Эта сцена — предвестник финала, в котором Пнин выигрывает битву против нарратива, пытающегося запутать его, указать не туда, заставить повернуть в неверном направлении и — в нарративном смысле — извратить. В седьмой главе рассказчик сообщает нам, что первое его воспоминание о Пнине «связано с кусочком угля, залетевшим мне в левый глаз в весеннее <„gusty“, т. е. „ветреное“. — Э.Н.
> воскресенье 1911 года». «Ноте remedies, such as the application of wads of cotton wool soaked in cool tea and the tri-k-nosu (rub noseward) device, only made matters worse» (Pnin. 175) — «Домашние средства вроде прикладывания ватки, смоченной в холодном чае, или примененья методы, называемой „три к носу“, только ухудшили положение». Мы видим, что здесь повторяются указания «волосаторукого служителя» — «left» и «northward»; а в средстве «три к носу» (напоминающем «трихиноз») слышим заключительный аккорд «паразитической» темы, которая уже была обозначена как нарративная фигура отношений между автором и героем[658]. Но теперь Пнин защищен от «пронырливых сквозняков», и повествователю предстоит устоять перед порывом ветра своего автора[659].Повествователь стремится взглянуть на жертву, пока та не успела скрыться, поэтому он рано встает и выходит на прогулку.

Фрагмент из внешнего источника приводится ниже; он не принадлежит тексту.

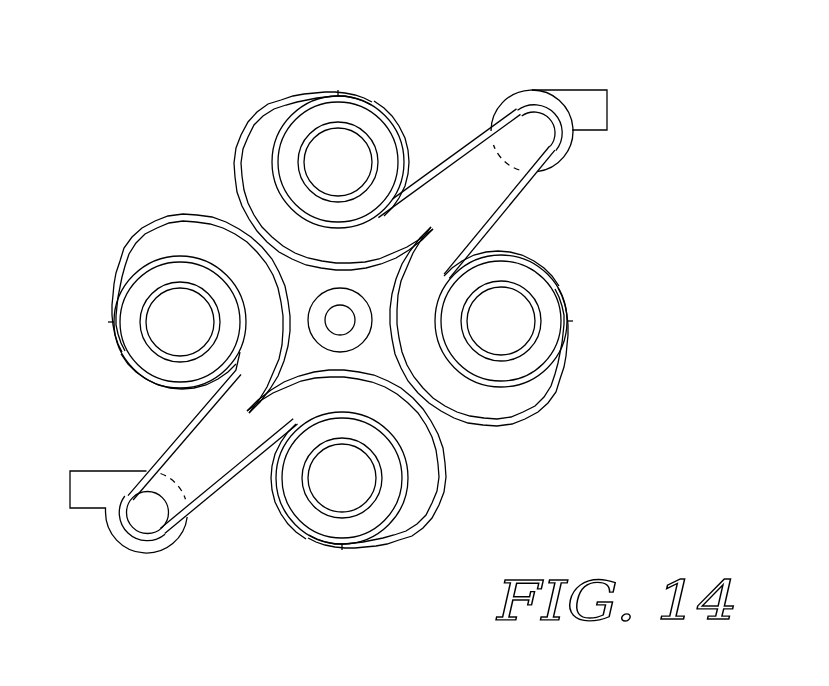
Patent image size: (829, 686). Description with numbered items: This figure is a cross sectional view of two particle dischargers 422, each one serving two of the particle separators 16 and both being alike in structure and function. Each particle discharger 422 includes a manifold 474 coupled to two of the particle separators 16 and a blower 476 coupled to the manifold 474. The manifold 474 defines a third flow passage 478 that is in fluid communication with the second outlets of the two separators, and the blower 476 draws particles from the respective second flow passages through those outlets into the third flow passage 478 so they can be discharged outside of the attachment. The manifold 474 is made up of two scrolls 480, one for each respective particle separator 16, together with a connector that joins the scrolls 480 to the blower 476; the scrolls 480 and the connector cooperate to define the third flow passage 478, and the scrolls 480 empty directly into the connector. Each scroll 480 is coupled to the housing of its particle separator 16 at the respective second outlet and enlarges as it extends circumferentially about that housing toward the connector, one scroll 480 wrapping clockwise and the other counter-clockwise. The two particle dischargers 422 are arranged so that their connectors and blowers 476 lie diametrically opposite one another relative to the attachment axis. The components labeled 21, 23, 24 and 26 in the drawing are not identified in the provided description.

The particle separator 16 is at (266, 138).
The central hub 21 is at (336, 290).
The hub bore 23 is at (352, 355).
The bearing outer race 24 is at (273, 173).
The bearing inner race 26 is at (313, 140).
The particle discharger 422 is at (613, 241).
The manifold 474 is at (438, 160).
The blower 476 is at (590, 83).
The third flow passage 478 is at (478, 204).
The scroll 480 is at (265, 107).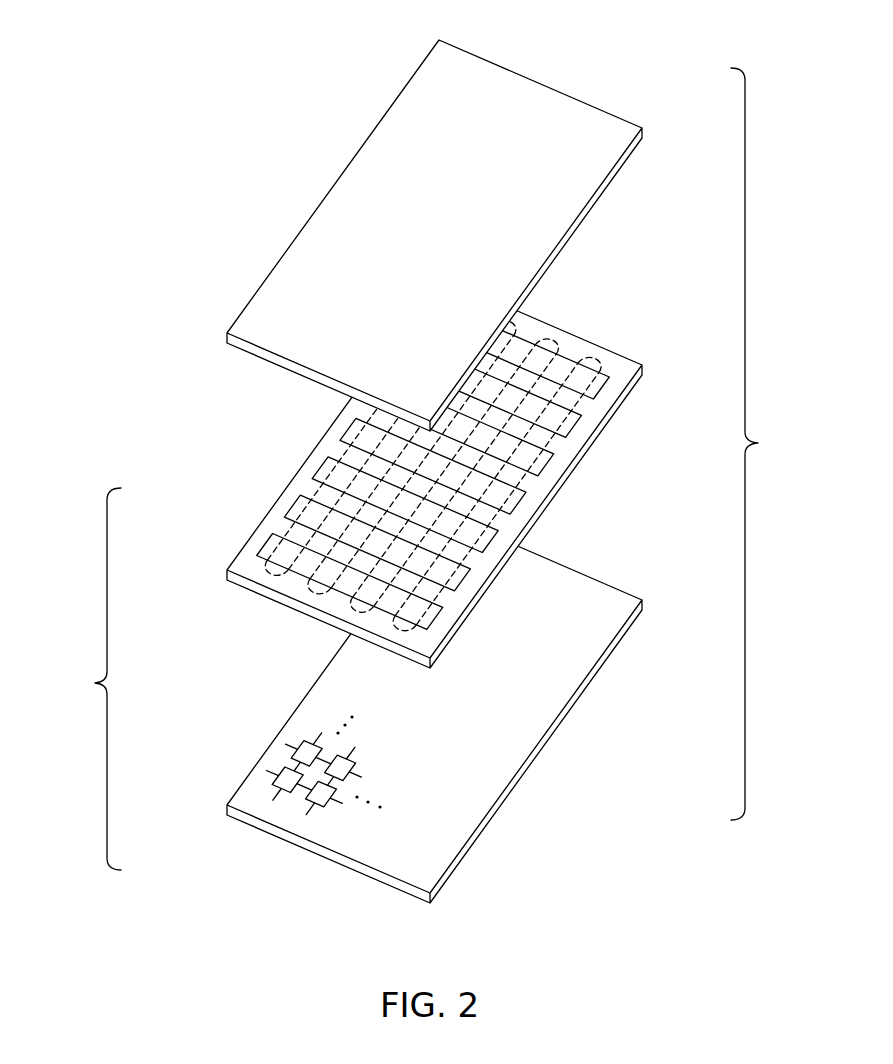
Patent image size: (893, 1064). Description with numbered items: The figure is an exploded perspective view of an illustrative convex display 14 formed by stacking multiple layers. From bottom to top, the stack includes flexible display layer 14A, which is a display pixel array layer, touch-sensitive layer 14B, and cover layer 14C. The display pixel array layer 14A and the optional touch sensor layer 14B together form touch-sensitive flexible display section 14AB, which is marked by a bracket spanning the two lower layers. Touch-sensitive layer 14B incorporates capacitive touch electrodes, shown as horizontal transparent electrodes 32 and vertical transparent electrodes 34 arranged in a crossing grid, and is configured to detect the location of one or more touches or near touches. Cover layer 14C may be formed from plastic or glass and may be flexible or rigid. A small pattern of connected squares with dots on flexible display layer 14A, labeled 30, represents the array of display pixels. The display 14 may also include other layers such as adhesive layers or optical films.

The convex display 14 is at (760, 444).
The flexible display layer 14A is at (250, 773).
The touch-sensitive layer 14B is at (250, 538).
The cover layer 14C is at (248, 298).
The touch-sensitive flexible display section 14AB is at (78, 679).
The pixels 30 is at (319, 806).
The horizontal transparent electrodes 32 is at (604, 386).
The vertical transparent electrodes 34 is at (592, 357).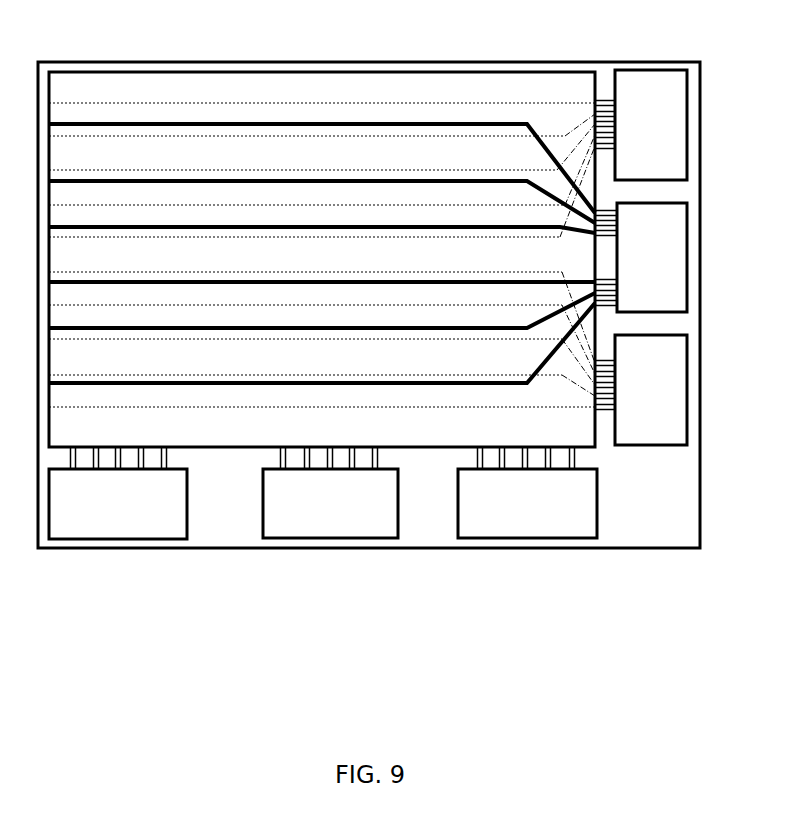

Его маршрут повторяет указания служителя заправочной станции: «Я свернул налево, на север, и прошел пару кварталов вниз по холму» — и тут он видит, как Пнин за рулем своего «Седана» уезжает из города: «Крошка-„Седан“ храбро обогнул передний грузовик и, наконец-то свободный, рванул по сияющей дороге, сужавшейся в едва различимую золотистую нить в мягком тумане, где холм за холмом творят прекрасную даль и где просто трудно сказать <т. е. невозможно — „there was simply no
saying“. — Э.Н.>, какое чудо еще может случиться». Пнин — как прежде Лужин, Цинциннат и Круг — исхитряется вырваться за рамки повествования о себе, и теперь действительно трудно сказать, что может с ним случиться; это бегство и из университета, и из универсума, к которому он принадлежал. Эти два грузовика — уж не обложка ли романа?3
Разумеется, Пнин не убегает из романа «Пнин»; Набоков создал его, и в этой игре герою не победить автора[660]
. (Вспомним начало «Защиты Лужина»: «Больше всего его поразило то, что с понедельника он будет Лужиным»[661]. «Поразить» — это ведь еще и «одержать победу». Как и всякий персонаж, Лужин уже проиграл к моменту начала романа[662].) Вырвавшись из книги на волю в день своего рождения, «ясноглазый» («infantine-eyed», т. е. «с глазами младенца») (Pnin. 179) Пнин забывает теорию Лизиного ментора о том, что «рождение представляет собою акт самоубийства со стороны младенца» («theory of birth being an act of suicide on the part of the infant») (Pnin. 183)[663]. Однако степени поражения бывают разные — Пнину удалось бежать из одного сюжета в другой, из мира просто извращенного в мир поэтический. Удалось ли?.. У Набокова оппозиция между перверсией и поэзией постоянно подвергается деконструкции: существование одной и другой может быть обосновано — более того, обусловлено — только отражением одной в другой. Когда Пнина-лектора представляют аудитории, его фамилию произносят как «Professor Pun-neen» (Pnin. 26), и можно подумать, что он — воплощение каламбура («pun»). Ведь что есть каламбур, как не вербальный взгляд искоса, искажение смысла посредством наложения двух смыслов — текста и теневого текста? Каламбур — это поэзия (и зачастую плохая поэзия) в миниатюре; фамилия героя обнаруживает существенную, неразрывную связь с исследованием искусства — и извращения, без которого искусство невозможно; извращения как главной метатворческой темы романа.